The Birth of An Idea:

The Birth of An Idea:

The day I walked through the green doors of the “House of Slaves”, on Goree Island, Dakar, Senegal in 1994, my life was changed. This house was built by the Dutch in about 1776 and I’m standing there 200 years later feeling the energy and pain of those who had occupied this space.
As I stood facing the pink stucco walls which are embraced with stairways on each side and a corridor which lead to the door of no return standing with an air of hopelessness in the distant middle, my heart began to pound in anger.

There was a little man named, Baubacar Joseph Nalaje standing there holding chains and shackles telling the story of life in this space of many years ago. However, as he spoke it seemed as if it were yesterday. I was there with a young tour guide as a pre trip to the trip the Church had planned to bring 100 people to Africa in July. As Baubacar spoke I looked in her eyes and tears were rolling down her beautiful brown cheeks. It was that moment that I made my personal connection to my ancestors. It was that moment that I truly understood the bond of Africa and African-Americans. The process of divide and conquer worked miracles for the Portuguese, Dutch, French and British because most African American feel no inner connection to their heritage.

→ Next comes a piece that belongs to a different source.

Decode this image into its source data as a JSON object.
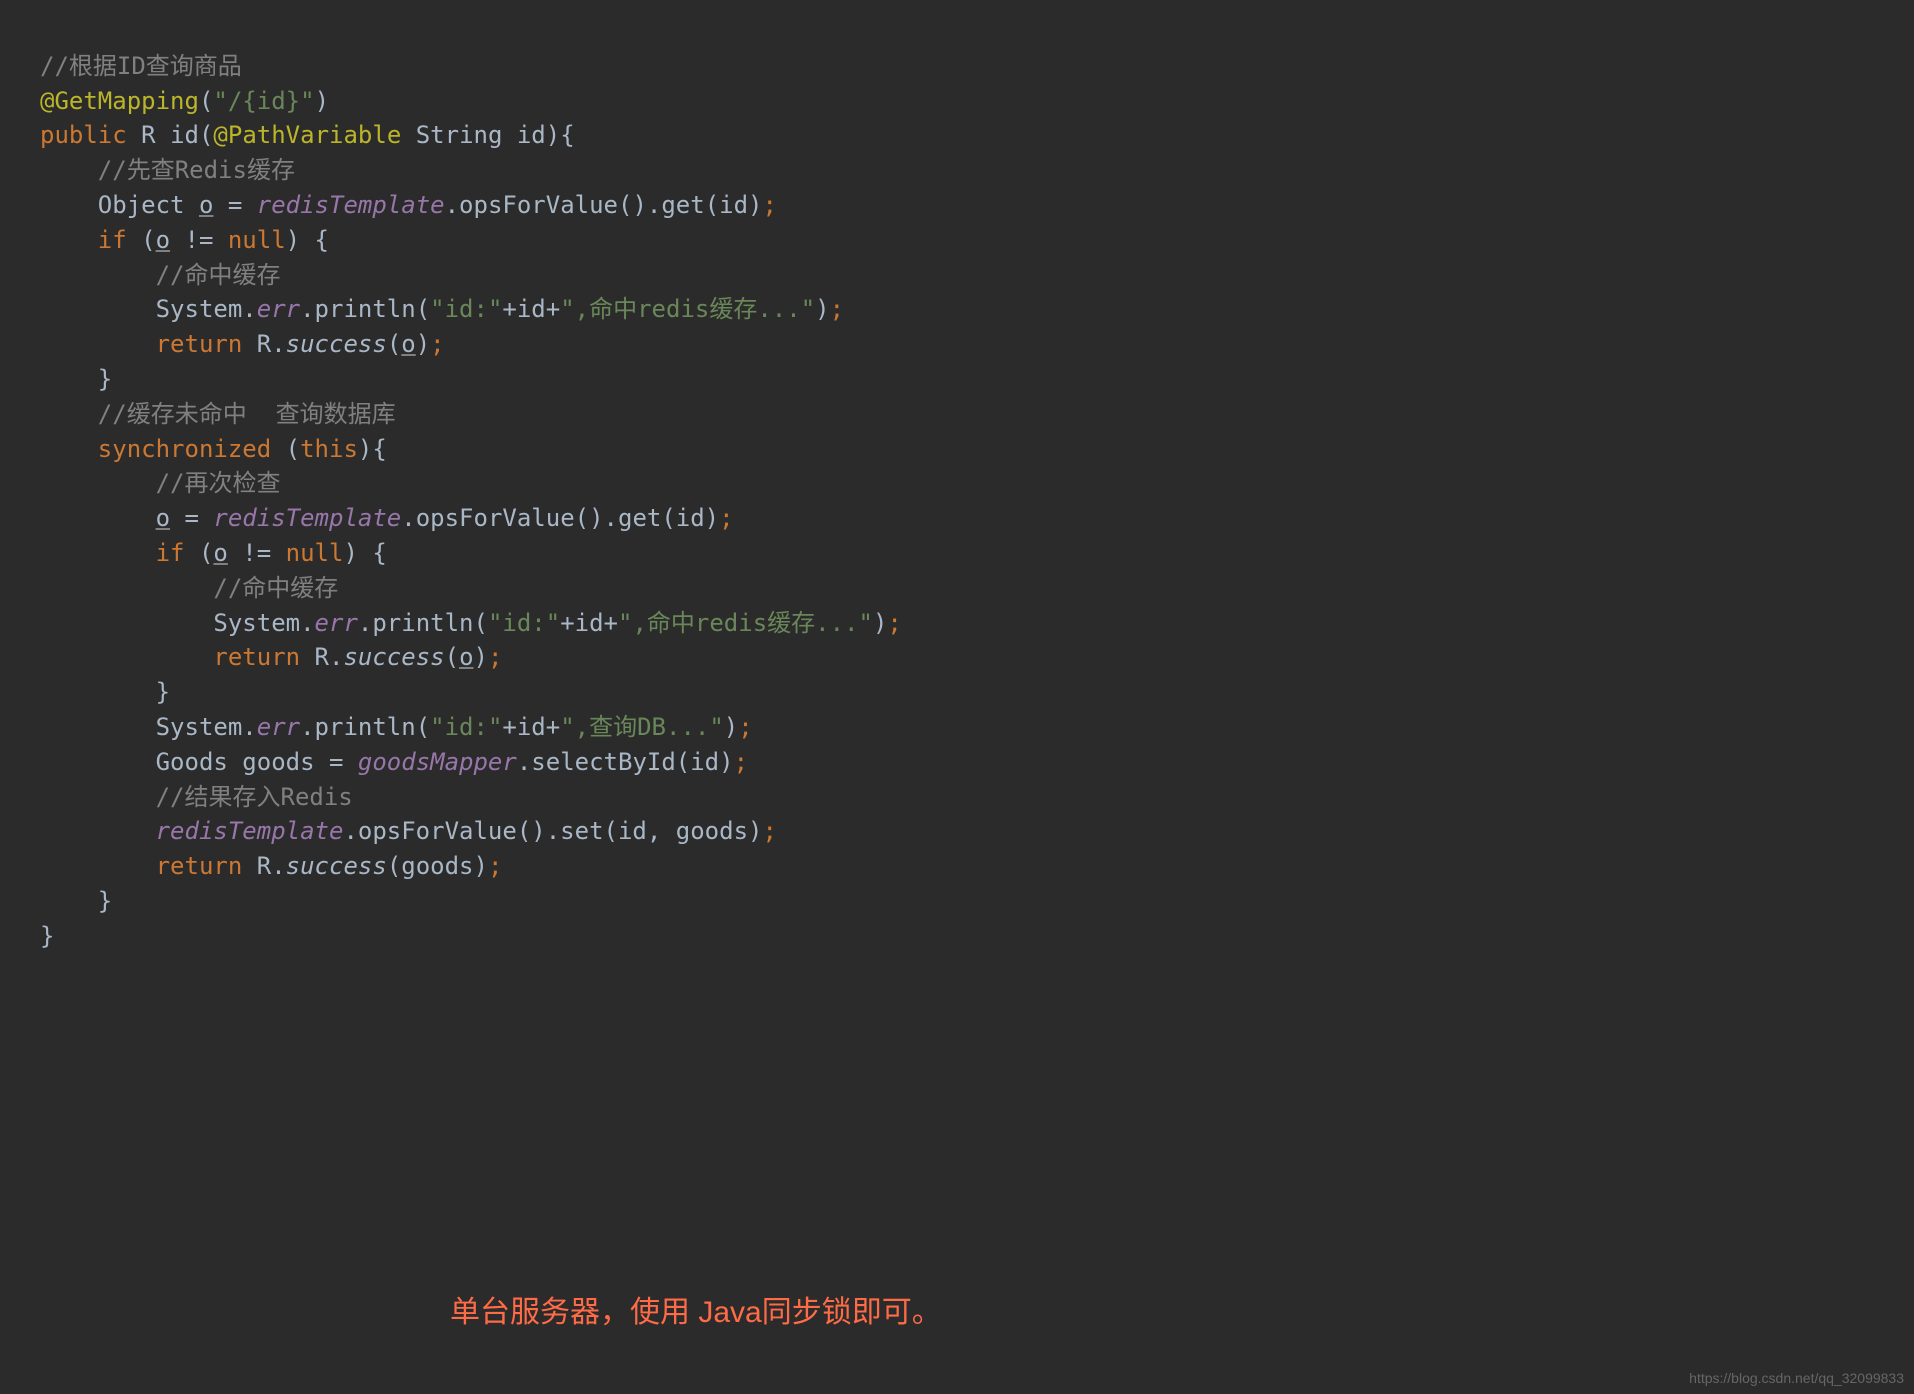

What does the Middle Passage mean to me? When I think of the Middle Passage I think of the triangular route that brought salves from Africa to the Americas and rum and sugar cane to Europe. When I think of the route from Europe to Africa to the Americas I think of Goree, Island and the Door of No Return. I think of how after living in unbearable quarters for 3 or 4 months in shackles and chains, waiting for ships, separated from their families, living like animals and being totally abused and used that the slaves were packed like sardines on the ships that sailed the Middle Passage route. I think of how all along the way deep in the ocean there are bones of all the slaves who were thrown overboard, bones that the sharks left behind. It is reported that during the 17th century, approximately 25 – 50 million Africans died at sea. I think of the smell that must have existed because of poor hygiene. I think of the anticipation of the slaves not knowing that they were being transported to slave factories, dehumanized and viewed as property I think of the birth of racism, and the development of “White Supremacy”. I Think of how with all their religious beliefs, the European really belief that Africans had no Soul.

I have been to South Africa, Zimbabwe, Zambia, Swaziland, Mozambique, Ethiopia, Ghana, Liberia, Ivory Coast, Mali, Senegal, Tunisia, Timbuktu, Morocco, Sierra Leone, Gambia, Tanzania, Egypt, Senegal, and Kenya. Continuously taking groups because I know that blacks can never identify themselves with what they read in magazines or see in films. You have to be there. You have to feel, smell, see, touch, hear and know that who you are as a black person is so powerful. To be a descendant of those who were a part of a “spiritual disease” stripped of everything and yet somehow survive shows that our Forefathers and Foremothers were apart of the ultimate revolution. They changed the World!